When I heard that there was a new edition of the Thoth Tarot was published by AGM Urania in Germany and I had to admit that I was curious. I was also surprised about something else: they had named the artist on the box. In my years of using the Thoth Tarot, I never even knew the artist’s name. He had never mentioned Frieda Harris and I hadn’t thought to learn anything about her, quite different from the Rider Waite Smith tarot. Everyone knows about Pamela Coleman Smith. I didn’t know anything about Frieda Harris and her name intrigued me. He had not once mentioned her name, it was all about Alistair Crowley, a man of great power.

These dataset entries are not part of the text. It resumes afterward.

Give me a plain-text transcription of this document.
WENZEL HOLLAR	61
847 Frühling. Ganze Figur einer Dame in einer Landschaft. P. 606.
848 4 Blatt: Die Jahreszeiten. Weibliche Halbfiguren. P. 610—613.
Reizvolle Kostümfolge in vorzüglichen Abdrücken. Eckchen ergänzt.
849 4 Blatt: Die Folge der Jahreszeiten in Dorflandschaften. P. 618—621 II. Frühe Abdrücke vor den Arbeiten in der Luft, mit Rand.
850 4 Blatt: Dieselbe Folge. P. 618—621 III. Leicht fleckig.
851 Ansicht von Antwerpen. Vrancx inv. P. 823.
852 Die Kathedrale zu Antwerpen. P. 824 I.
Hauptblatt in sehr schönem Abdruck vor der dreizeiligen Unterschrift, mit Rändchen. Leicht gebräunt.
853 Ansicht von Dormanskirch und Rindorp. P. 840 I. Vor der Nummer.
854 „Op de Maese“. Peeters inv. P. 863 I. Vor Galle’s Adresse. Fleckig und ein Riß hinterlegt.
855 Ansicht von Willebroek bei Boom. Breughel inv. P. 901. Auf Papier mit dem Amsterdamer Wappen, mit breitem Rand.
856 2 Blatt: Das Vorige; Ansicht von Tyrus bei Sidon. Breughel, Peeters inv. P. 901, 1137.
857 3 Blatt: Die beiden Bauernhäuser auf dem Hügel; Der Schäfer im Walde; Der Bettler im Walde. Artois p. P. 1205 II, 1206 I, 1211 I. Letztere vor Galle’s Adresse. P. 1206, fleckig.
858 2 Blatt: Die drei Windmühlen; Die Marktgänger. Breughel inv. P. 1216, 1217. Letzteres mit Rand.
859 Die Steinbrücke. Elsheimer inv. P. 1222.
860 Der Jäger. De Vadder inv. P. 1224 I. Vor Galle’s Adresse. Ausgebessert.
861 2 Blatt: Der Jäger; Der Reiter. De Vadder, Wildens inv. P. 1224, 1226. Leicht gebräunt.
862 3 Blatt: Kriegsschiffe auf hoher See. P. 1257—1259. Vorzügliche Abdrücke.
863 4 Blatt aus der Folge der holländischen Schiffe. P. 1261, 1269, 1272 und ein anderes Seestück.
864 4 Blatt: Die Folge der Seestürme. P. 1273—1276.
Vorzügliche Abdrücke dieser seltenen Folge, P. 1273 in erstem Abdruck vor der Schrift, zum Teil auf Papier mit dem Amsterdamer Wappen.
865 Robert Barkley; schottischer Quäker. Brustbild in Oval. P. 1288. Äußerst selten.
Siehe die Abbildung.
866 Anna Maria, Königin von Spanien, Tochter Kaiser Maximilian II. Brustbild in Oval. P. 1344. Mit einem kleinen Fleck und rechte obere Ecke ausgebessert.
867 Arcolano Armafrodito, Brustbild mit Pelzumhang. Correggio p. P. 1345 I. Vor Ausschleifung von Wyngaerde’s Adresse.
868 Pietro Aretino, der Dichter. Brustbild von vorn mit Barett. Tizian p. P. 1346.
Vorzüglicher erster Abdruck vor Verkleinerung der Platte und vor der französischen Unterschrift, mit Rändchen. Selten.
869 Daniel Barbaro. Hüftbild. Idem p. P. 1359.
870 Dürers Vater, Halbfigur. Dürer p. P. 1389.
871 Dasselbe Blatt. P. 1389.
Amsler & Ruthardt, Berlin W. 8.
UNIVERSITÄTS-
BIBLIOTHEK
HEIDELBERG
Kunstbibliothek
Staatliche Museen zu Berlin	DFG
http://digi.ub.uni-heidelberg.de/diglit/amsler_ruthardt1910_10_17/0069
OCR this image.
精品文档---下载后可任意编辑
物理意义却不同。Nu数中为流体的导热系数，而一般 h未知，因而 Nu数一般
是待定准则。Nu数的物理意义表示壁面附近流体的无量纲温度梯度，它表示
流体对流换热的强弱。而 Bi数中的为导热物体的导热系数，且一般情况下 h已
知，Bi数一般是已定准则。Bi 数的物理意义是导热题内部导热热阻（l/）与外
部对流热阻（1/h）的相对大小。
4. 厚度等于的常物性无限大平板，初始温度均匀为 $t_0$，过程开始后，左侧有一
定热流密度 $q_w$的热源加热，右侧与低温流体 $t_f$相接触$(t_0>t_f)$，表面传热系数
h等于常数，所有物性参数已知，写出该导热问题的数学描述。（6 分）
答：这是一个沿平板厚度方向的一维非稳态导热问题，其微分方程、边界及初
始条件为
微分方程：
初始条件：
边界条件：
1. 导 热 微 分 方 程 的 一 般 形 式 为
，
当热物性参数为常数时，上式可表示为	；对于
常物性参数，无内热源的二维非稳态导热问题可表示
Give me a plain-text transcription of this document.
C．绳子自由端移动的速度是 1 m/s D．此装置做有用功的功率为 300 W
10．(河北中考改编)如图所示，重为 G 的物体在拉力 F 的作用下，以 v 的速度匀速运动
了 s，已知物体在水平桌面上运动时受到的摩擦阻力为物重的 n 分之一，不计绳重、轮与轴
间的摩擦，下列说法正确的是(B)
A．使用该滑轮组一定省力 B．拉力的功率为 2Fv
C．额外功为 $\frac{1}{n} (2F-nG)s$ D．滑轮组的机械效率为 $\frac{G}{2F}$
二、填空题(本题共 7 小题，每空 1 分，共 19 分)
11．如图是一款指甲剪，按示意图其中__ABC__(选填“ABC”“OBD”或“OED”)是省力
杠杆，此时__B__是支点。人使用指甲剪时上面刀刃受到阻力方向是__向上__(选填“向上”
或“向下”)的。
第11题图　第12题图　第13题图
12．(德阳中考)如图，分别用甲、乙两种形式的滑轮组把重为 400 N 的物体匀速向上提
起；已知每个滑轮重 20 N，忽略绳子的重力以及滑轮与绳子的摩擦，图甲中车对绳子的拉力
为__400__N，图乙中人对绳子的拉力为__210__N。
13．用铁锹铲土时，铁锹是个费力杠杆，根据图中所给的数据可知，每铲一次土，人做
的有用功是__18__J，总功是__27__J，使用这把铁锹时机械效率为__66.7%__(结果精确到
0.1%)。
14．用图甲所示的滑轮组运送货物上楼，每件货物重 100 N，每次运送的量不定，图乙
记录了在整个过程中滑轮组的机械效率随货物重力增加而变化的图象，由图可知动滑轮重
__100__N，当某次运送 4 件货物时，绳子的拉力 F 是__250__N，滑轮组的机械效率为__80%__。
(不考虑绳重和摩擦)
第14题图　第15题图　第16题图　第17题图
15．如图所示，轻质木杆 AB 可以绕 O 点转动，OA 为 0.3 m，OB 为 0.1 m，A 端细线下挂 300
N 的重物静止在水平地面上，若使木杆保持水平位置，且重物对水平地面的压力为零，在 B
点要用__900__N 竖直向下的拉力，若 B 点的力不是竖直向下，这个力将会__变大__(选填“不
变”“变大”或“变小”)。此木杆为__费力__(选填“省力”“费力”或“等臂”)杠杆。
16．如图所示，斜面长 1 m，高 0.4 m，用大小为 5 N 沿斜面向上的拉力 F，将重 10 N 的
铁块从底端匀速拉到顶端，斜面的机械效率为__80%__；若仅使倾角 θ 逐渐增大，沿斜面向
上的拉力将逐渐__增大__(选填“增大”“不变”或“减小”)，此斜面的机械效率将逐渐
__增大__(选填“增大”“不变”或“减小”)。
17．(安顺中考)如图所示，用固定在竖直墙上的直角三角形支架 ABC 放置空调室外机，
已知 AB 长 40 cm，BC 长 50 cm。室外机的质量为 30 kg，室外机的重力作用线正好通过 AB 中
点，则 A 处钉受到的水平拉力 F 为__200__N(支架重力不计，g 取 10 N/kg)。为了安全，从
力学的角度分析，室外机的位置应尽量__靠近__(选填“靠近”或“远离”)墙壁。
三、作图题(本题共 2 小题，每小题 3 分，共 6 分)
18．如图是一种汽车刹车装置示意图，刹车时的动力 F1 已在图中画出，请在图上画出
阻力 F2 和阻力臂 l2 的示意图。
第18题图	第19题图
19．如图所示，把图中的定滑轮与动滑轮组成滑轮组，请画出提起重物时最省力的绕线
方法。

I’ve always viewed the true artist behind any tarot deck is the artist themselves. I mean, sure, the creator is the one that nurtures the seed into fruition, but the artist is the one that brings the cards to life. I don’t end up reading the guidebooks of many of the tarot decks I own. I don’t think I’ve ever read one cover to cover. I connect with the art and prefer to read my decks using what I see in front of me. It’s how I end up connecting to a card.

I ordered a used copy of the AGM Thoth Tarot off of Amazon, just to see how it would feel to have the deck in front of me. I still have the copy of the Thoth tarot that he taught me to read with. I decided against burying my original copy of the deck simply because he wasn’t a pack of cards, even if the Thoth tarot had become synonymous with him, at least in my mind. I’ve got it tucked at the back of my tarot collection. I could have gotten rid of my wooden box containing the deck very easily, but I wanted a marked or touchstone to remind me of where I’d been.

When the new copy of the AGM Thoth Tarot arrived, I was surprised to find that the deck was still wrapped in plastic, both the box and the cards. The deck wasn’t used after all, and I hadn’t paid that much for it. It felt like a bit of good fortune. When I got the deck out of the box and looked upon the face of Lady Frieda Harris, it was like greeting an old friend, I knew her art so well. I flipped through the Little White Book and found out a little bit about her and how she and Alistair Crowley met.

I read so many books about Crowley and the symbolism of the cards when I started reading with the Thoth Tarot, but I don’t recall one mention of Frieda and who she was. I was happy to finally meet her and to see her name on the box of the cards that she created.

As I made my way through the deck again after so many years, I focused not the mysticism that Alistair Crowley wanted in the deck, but the artistic skill used as Frieda tried to paint another person’s vision. Ever drop of water, ever tongue of flame was painted by her and she had to paint it to his specifications, but still, they are her paintings.

It was comforting to know that this was a new deck, unassociated with him. I can finally read with the Thoth Tarot again after so many years, and it has nothing to do with it. I can finally let his influence over the deck go and embrace the cards I know so well once more so that I can see them in a new light.

It’s wonderful to know that on one hand, I’m meeting and old friend again, but on the other, I’m also forging a new relationship with the cards and can’t wait to see what I learn about myself.

Thank you, Frieda, wherever you are.